Diese werden dann in ihre Korrespondieren Verzeichnisse verschoben ...

110_taxi.png -> c:\test\destDir\110_dir
112_bus.png -> c:\test\110_dir\112_dir
4711_train.png -> c:\test\110_dir\112_dir\4711_dir

HTH

Gruß Tom


----------



## Nimroy (5. August 2004)

Moin Tom.

Mensch, du machst dir ja mühe. Klasse. Echt. Da soll mal einer sagen, Computer - und Programmier-cracks seien unsoziale Freaks, die den ganzen Tag vorm Rechner verbringen. 

Hab das Skript gleich mal ausprobiert. Bekomme aber in Zeile 5 (filepath = ....) wieder dieses "EOL while scanning single-quoted..." gedöns. Was ist das zur Hölle? Warum scheint das bei dir zu gehen, und bei mir nicht?

Gruß,
Nimroy


----------



## Thomas Darimont (5. August 2004)

Hallo!

Hast du auch die "Warnungen" beachtet die ich angegeben habe?
In der Zeile in der du eine Raute (#) findest musst du doppel Backslashes verwenden (ohne Leerzeichen zwischendrin.) Vielleicht ist das ja der Fehler ...

//EDIT:

MOMENT! Die Boardsoftware tauscht anscheinend auch Befehle im Text aus ...
concat verwende ich gar nicht, da sollte eigentlich open stehen ...

Gruß Tom


----------



## Thomas Darimont (5. August 2004)

*Hier mal eine Funktionierende Linux Version:*

Gruß Tom

Ps: EOL while scanning single-quoted..." 

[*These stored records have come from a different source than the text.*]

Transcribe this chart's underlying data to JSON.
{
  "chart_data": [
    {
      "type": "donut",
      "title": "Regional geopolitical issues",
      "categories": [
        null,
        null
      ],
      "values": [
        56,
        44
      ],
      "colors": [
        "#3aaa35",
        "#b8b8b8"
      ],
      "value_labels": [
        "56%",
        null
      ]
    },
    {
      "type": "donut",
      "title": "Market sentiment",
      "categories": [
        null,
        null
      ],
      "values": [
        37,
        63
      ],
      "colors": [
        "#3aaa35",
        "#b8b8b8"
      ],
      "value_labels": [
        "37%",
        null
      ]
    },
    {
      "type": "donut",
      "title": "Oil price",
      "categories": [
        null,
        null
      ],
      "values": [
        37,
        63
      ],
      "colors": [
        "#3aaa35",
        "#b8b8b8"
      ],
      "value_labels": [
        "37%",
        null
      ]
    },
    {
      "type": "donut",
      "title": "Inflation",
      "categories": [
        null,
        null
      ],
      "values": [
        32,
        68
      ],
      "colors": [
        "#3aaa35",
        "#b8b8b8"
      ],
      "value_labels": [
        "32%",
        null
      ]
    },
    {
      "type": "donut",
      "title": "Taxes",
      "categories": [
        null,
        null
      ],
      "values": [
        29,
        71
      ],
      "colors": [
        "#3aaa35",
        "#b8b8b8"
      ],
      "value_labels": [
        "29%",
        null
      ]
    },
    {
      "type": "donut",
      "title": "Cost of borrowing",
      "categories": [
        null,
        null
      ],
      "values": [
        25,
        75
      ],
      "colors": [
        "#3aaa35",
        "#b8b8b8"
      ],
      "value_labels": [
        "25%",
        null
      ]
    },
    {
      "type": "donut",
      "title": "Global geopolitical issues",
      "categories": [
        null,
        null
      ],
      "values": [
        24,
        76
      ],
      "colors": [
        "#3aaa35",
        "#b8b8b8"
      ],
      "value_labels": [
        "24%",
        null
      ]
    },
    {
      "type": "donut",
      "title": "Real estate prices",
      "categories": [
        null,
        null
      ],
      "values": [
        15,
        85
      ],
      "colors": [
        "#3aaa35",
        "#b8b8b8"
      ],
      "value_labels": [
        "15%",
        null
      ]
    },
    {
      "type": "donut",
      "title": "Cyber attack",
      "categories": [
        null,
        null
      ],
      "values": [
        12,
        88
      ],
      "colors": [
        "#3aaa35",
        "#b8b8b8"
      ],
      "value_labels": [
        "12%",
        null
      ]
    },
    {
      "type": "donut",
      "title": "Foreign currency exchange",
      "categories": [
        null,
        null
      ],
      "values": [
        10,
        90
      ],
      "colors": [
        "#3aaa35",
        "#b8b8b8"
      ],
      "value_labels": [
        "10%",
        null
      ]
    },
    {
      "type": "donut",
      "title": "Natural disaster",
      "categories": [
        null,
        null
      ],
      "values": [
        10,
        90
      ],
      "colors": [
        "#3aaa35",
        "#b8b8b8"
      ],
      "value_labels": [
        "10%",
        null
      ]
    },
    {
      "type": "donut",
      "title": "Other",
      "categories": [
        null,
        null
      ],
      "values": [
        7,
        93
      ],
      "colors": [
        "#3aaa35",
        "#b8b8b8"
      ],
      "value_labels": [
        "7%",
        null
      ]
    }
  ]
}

kommt auch dann vor, wenn ein String mit ' eingeleitet aber mit " beendet wurde...


----------



## Nimroy (5. August 2004)

Wo sollte open statt contact stehen? Bei mir kommt kein contact im Source vor.


----------



## Thomas Darimont (5. August 2004)

> tmpTime = os.path.getctime(fileSrcPath)
> if tmpTime > maxTime:
> srcFile = concat(fileSrcPath,'r')
> destFile = concat(fileDestPath,'w')
> destFile.write(srcFile.read())



o p e n ( ... ) wurde von der Forumssoftware  durch concat(...) ersetzt ...
im Zip File findest du die "richtige" Lösung.

Gruß Tom


----------



## Nimroy (5. August 2004)

Witzig. an der Stelle steht bei mir überhaupt kein contact.







Wo liegt der Unterschied zwischen der Linux und der Windowsvariante?


----------